Distinguished Voices Calling for Accountability
The letter's signatories represent a remarkable cross-section of AI expertise and :
Nobel Laureates:
Geoffrey Hinton (often called the "godfather of AI")
Sheldon Lee Glashow (Harvard University)
Giorgio Parisi (Sapienza University)
Sir Oliver Hart (Harvard University)
Tech Leaders:
Vitalik Buterin (Co-founder of Ethereum)
Multiple former OpenAI affiliates including Daniel Kokotajlo and Helen Toner
Audrey Tang (Institute for Ethics in AI, Oxford, former Minister of Digital Affairs of Taiwan)
Public Figures:
Sir Stephen Fry (Writer, Director, Actor)
Sean Carroll (Johns Hopkins University)
Rafael Lozano-Hemmer (Antimodular Studio)
Academic Leaders:
Lawrence Lessig (Harvard Law School)
Stuart Russell (UC Berkeley, AI Safety expert)
Max Tegmark (MIT, Future of Life Institute)
The diversity of signatories, spanning Nobel laureates, tech pioneers, legal scholars, and former OpenAI insiders, underscores the broad public concern about OpenAI's direction.
What This Means for the Future of AI
The restructuring has implications far beyond OpenAI itself. As the letter states: "We are all part of humanity, and thus beneficiaries of OpenAI's mission. Everyone has a stake in this restructuring and deserves to know the details."

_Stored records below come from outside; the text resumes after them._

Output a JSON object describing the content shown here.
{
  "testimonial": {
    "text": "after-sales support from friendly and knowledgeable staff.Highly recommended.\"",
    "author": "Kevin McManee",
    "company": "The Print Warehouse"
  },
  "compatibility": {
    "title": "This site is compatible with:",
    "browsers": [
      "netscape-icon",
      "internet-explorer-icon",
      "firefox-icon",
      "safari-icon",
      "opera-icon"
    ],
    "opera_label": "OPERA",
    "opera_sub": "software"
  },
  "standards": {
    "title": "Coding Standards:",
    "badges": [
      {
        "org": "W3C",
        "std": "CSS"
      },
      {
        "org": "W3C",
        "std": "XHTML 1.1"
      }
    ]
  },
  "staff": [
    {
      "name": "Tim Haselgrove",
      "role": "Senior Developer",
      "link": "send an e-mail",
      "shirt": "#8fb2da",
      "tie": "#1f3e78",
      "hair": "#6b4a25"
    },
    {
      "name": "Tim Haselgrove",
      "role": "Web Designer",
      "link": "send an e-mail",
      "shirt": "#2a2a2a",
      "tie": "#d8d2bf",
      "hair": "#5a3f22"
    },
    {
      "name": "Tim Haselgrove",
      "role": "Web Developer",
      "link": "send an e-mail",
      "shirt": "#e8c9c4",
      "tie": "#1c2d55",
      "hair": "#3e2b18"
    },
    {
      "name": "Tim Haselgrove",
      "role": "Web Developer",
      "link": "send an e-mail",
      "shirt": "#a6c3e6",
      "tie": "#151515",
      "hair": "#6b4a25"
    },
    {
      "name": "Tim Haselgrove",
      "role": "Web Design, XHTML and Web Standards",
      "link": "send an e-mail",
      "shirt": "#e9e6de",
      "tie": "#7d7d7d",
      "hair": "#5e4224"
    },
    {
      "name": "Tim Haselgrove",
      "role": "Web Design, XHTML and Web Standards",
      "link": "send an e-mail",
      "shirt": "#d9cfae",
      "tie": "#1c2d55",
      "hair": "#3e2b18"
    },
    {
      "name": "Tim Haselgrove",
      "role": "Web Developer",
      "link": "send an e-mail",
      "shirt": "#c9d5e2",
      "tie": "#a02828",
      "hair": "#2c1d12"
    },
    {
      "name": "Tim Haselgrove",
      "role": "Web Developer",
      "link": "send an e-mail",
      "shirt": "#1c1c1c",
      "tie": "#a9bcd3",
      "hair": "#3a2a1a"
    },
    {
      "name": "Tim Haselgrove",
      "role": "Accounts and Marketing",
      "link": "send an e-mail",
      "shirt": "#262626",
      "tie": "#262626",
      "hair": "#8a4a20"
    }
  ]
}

The fundamental question is whether one of the world's most powerful AI companies will prioritize its stated mission to benefit humanity or succumb to investor pressure for maximum returns. The answer will affect everyone.
The Path Forward
The open letter and its coalition of signers are calling for basic transparency about how the restructuring will affect OpenAI's legal commitments to the public. The ball is now in OpenAI's court.
Will the company that once promised to ensure AGI benefits all of humanity provide the transparency its own mission demands? The answer may determine not just OpenAI's future, but the future of AI governance itself.
We look forward to hearing OpenAI's response.